When Symptoms Are Not Enough: Evidence-Weighting Patterns in Large Language Model Psychiatric Screening

As demand for mental health care outpaces clinician-delivered assessment, scalable screening tools are increasingly needed. Large language models (LLMs) may identify psychiatric risk from patient narratives, but their reliability across diagnoses, demographic subgroups, and evidence-use patterns remains uncertain. We introduce a SCID-anchored benchmark of 555 semi-structured experiential interviews paired with diagnostic reference labels for anxiety disorder, major depressive disorder, post-traumatic stress disorder, and any current mental health disorder. Using zero-shot task-specific prompting, we evaluated five state-of-the-art LLMs and examined whether false-negative errors reflected missed psychiatric evidence or differential weighting of symptom, functional-impairment, and protective-context cues.
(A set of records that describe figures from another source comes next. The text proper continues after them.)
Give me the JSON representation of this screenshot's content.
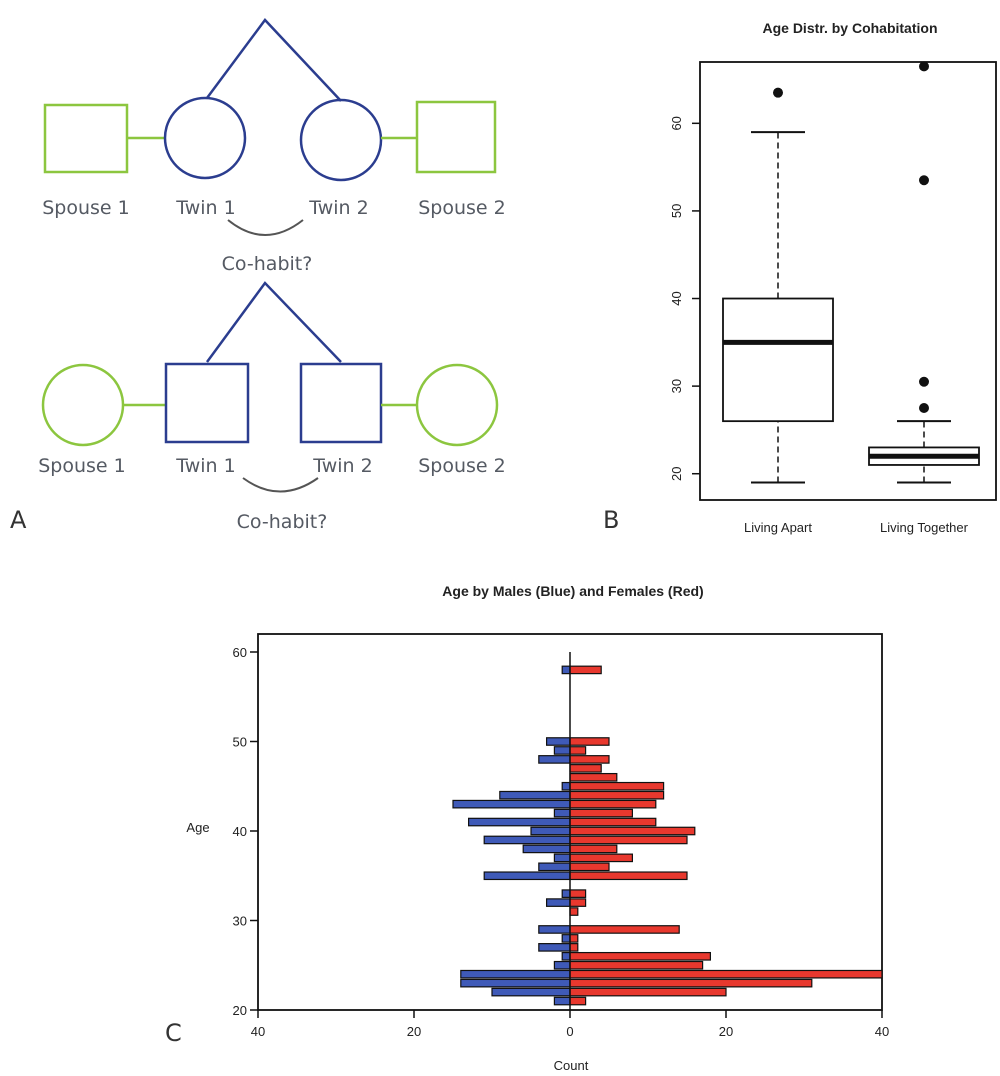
{
  "panels": {
    "a": "A",
    "b": "B",
    "c": "C"
  },
  "pedigree": {
    "top": {
      "spouse_1": "Spouse 1",
      "twin_1": "Twin 1",
      "twin_2": "Twin 2",
      "spouse_2": "Spouse 2",
      "question": "Co-habit?"
    },
    "bottom": {
      "spouse_1": "Spouse 1",
      "twin_1": "Twin 1",
      "twin_2": "Twin 2",
      "spouse_2": "Spouse 2",
      "question": "Co-habit?"
    },
    "colors": {
      "twin": "#2b3d8f",
      "spouse": "#8cc63f",
      "link": "#555555"
    }
  },
  "chart_data": [
    {
      "type": "box",
      "title": "Age Distr. by Cohabitation",
      "xlabel": "",
      "ylabel": "",
      "categories": [
        "Living Apart",
        "Living Together"
      ],
      "yticks": [
        20,
        30,
        40,
        50,
        60
      ],
      "ylim": [
        17,
        67
      ],
      "grid": false,
      "boxes": [
        {
          "category": "Living Apart",
          "min": 19,
          "q1": 26,
          "median": 35,
          "q3": 40,
          "max": 59,
          "outliers": [
            63.5
          ]
        },
        {
          "category": "Living Together",
          "min": 19,
          "q1": 21,
          "median": 22,
          "q3": 23,
          "max": 26,
          "outliers": [
            27.5,
            30.5,
            53.5,
            66.5
          ]
        }
      ]
    },
    {
      "type": "bar",
      "orientation": "horizontal",
      "title": "Age by Males (Blue) and Females (Red)",
      "xlabel": "Count",
      "ylabel": "Age",
      "xticks": [
        40,
        20,
        0,
        20,
        40
      ],
      "yticks": [
        20,
        30,
        40,
        50,
        60
      ],
      "xlim": [
        -40,
        40
      ],
      "ylim": [
        20,
        60
      ],
      "grid": false,
      "ages": [
        21,
        22,
        23,
        24,
        25,
        26,
        27,
        28,
        29,
        30,
        31,
        32,
        33,
        34,
        35,
        36,
        37,
        38,
        39,
        40,
        41,
        42,
        43,
        44,
        45,
        46,
        47,
        48,
        49,
        50,
        51,
        52,
        53,
        54,
        55,
        56,
        57,
        58,
        59
      ],
      "series": [
        {
          "name": "Males (Blue)",
          "color": "#3f5ab8",
          "values": [
            2,
            10,
            14,
            14,
            2,
            1,
            4,
            1,
            4,
            0,
            0,
            3,
            1,
            0,
            11,
            4,
            2,
            6,
            11,
            5,
            13,
            2,
            15,
            9,
            1,
            0,
            0,
            4,
            2,
            3,
            0,
            0,
            0,
            0,
            0,
            0,
            0,
            1,
            0
          ]
        },
        {
          "name": "Females (Red)",
          "color": "#e8382e",
          "values": [
            2,
            20,
            31,
            40,
            17,
            18,
            1,
            1,
            14,
            0,
            1,
            2,
            2,
            0,
            15,
            5,
            8,
            6,
            15,
            16,
            11,
            8,
            11,
            12,
            12,
            6,
            4,
            5,
            2,
            5,
            0,
            0,
            0,
            0,
            0,
            0,
            0,
            4,
            0
          ]
        }
      ]
    }
  ]
}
Performance varied across tasks and models, with accuracy ranging from 0.49 to 0.86 and Matthews correlation coefficients from 0.16 to 0.38. GPT-4.1 Mini and GPT-5 Mini showed the most consistent disorder-specific accuracy. Subgroup analyses found higher depression-classification accuracy among male than female participants, no consistent age-related pattern, and modest non-uniform variation across race strata. Evidence-integration analyses showed that false-negative anxiety and PTSD classifications often contained explicit symptom evidence but were accompanied by preserved functioning, coping ability, or social support. Functional-impairment evidence shifted model outputs toward positive classifications, whereas protective-context evidence shifted outputs away. These findings suggest that LLMs may support scalable psychiatric screening, but their tendency to discount symptom evidence in the presence of preserved functioning or protective context requires careful validation before clinical deployment.
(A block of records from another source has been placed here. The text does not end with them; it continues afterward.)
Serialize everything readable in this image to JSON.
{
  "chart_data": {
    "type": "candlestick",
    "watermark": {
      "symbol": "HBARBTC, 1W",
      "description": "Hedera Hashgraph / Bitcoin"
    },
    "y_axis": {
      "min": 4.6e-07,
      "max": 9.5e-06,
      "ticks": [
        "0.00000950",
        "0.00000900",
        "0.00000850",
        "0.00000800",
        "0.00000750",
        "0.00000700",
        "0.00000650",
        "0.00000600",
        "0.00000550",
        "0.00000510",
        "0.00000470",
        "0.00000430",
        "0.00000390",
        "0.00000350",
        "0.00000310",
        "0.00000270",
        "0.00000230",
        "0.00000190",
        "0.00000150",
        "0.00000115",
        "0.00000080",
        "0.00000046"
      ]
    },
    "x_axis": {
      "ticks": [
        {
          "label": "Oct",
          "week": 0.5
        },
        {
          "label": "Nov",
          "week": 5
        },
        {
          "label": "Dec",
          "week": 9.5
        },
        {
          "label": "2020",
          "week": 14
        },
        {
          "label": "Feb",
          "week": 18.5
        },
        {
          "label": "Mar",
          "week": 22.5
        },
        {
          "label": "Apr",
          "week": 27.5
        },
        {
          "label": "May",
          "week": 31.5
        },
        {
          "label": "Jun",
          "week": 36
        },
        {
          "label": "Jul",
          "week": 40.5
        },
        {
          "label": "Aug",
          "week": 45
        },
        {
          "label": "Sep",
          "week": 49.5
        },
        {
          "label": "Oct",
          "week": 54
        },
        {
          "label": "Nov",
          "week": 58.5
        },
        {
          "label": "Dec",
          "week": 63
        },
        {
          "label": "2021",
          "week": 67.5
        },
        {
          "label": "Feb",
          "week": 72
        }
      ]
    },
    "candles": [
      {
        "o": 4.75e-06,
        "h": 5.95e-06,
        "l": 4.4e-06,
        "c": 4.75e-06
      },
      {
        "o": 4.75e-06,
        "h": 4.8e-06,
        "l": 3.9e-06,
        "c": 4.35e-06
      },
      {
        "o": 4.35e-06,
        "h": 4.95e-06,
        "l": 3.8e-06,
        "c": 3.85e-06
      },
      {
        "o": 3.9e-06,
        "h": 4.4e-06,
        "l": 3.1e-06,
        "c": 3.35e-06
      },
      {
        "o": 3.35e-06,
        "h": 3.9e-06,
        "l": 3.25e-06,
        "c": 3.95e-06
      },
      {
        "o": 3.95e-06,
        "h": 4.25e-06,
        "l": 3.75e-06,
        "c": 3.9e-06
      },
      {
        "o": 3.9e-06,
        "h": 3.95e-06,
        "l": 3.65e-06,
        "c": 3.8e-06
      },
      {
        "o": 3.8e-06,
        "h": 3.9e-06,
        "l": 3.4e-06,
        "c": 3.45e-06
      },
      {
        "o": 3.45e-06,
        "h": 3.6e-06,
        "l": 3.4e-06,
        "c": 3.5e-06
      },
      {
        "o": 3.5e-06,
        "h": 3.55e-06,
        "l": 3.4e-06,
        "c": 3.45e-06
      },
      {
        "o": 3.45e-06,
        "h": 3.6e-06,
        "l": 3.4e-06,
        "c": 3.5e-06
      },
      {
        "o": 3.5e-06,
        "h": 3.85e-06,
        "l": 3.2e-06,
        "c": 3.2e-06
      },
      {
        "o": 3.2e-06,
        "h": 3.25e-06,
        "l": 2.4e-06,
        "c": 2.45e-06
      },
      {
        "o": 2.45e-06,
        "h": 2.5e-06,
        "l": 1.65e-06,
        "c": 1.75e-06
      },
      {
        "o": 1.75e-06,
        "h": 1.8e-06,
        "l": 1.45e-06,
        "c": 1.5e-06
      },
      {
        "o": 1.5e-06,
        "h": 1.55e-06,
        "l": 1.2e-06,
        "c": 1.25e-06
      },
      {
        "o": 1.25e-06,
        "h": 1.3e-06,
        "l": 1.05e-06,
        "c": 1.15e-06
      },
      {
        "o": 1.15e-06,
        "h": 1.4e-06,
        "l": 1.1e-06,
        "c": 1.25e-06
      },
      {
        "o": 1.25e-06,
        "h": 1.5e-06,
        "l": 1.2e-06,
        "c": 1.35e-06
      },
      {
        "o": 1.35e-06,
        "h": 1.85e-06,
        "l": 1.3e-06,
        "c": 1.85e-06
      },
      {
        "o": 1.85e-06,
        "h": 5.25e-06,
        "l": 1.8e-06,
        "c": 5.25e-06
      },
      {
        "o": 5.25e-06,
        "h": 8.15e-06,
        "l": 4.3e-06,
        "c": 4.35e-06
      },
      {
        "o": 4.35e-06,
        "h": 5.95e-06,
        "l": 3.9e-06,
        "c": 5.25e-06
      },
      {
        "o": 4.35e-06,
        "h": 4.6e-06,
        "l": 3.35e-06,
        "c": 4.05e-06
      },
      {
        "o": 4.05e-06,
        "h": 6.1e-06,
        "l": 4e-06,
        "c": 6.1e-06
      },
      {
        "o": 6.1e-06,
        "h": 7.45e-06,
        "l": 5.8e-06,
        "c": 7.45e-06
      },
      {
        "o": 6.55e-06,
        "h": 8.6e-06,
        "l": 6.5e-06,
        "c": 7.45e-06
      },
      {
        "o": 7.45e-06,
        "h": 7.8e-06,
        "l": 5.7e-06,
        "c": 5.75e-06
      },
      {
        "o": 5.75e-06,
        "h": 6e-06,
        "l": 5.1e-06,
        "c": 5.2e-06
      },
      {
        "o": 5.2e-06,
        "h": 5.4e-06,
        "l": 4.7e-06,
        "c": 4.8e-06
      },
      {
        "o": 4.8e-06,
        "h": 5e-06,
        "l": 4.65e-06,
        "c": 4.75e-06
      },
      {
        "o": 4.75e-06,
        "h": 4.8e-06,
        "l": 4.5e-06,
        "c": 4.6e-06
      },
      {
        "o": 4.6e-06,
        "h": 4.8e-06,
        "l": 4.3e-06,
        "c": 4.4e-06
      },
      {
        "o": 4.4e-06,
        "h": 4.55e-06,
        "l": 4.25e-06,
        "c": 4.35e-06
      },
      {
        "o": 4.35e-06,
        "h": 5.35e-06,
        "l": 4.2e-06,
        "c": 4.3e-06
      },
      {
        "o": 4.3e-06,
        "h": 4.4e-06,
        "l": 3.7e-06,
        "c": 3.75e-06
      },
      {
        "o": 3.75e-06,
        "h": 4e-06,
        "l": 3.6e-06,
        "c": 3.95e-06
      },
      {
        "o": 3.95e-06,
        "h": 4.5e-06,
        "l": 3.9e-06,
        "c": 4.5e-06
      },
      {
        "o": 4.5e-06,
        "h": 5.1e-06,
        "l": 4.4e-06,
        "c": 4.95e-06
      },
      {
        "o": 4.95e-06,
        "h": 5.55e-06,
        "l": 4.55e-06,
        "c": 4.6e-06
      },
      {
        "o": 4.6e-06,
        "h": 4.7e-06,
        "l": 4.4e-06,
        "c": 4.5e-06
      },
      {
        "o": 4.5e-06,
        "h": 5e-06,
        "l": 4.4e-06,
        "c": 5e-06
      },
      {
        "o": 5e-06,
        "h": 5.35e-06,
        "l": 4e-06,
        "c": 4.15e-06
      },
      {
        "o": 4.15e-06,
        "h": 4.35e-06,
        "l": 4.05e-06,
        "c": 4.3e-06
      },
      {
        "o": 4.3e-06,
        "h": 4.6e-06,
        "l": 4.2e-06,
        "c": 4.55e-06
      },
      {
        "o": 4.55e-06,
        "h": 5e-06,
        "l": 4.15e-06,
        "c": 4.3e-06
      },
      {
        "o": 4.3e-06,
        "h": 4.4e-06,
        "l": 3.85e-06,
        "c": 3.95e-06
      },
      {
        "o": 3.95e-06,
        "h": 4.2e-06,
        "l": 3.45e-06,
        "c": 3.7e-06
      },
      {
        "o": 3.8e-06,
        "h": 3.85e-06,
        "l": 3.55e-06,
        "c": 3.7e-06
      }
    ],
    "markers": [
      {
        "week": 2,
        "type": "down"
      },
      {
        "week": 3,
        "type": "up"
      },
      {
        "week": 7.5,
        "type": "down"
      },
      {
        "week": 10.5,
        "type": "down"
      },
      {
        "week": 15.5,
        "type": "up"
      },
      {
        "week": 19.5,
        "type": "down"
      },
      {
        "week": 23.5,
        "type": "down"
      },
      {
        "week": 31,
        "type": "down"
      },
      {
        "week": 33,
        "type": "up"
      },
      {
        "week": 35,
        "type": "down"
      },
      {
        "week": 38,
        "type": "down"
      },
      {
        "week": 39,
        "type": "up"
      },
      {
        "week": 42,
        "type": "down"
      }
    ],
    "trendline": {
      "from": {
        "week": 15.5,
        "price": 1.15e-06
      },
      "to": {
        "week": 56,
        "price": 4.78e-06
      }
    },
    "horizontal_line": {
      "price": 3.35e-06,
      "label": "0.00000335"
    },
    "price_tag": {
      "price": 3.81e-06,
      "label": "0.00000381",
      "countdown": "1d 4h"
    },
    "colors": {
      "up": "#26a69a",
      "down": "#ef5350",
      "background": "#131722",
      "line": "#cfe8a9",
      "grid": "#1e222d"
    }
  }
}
翻译：随着精神卫生保健需求超过临床医生提供的评估，可扩展的筛查工具日益必需。大型语言模型（LLMs）可能从患者叙事中识别精神风险，但其在诊断、人口统计学亚组及证据使用模式上的可靠性仍不确定。我们引入了一个基于SCID标准的基准数据集，包含555个半结构化体验访谈及其对应的焦虑障碍、重度抑郁障碍、创伤后应激障碍及任何当前精神健康障碍的诊断参考标签。通过零样本任务特定提示，我们评估了五种最先进的LLMs，并考察假阴性错误是否源于遗漏精神证据或对症状、功能损害和保护性情境线索的差异化加权。各模型在不同任务上的表现存在差异，准确率范围为0.49至0.86，马修斯相关系数范围为0.16至0.38。GPT-4.1 Mini和GPT-5 Mini在特定障碍的准确率上表现最为一致。亚组分析发现，抑郁症分类准确率在男性参与者中高于女性，未观察到一致的年龄相关模式，种族层间存在适度非均匀变异。证据整合分析表明，假阴性的焦虑和PTSD分类通常包含明确的症状证据，但伴随功能保留、应对能力或社会支持。功能损害证据促使模型输出向阳性分类偏移，而保护性情境证据则使输出反向偏移。这些发现表明，LLMs可能支持可扩展的精神筛查，但在出现功能保留或保护性情境时其低估症状证据的倾向，需在临床部署前进行谨慎验证。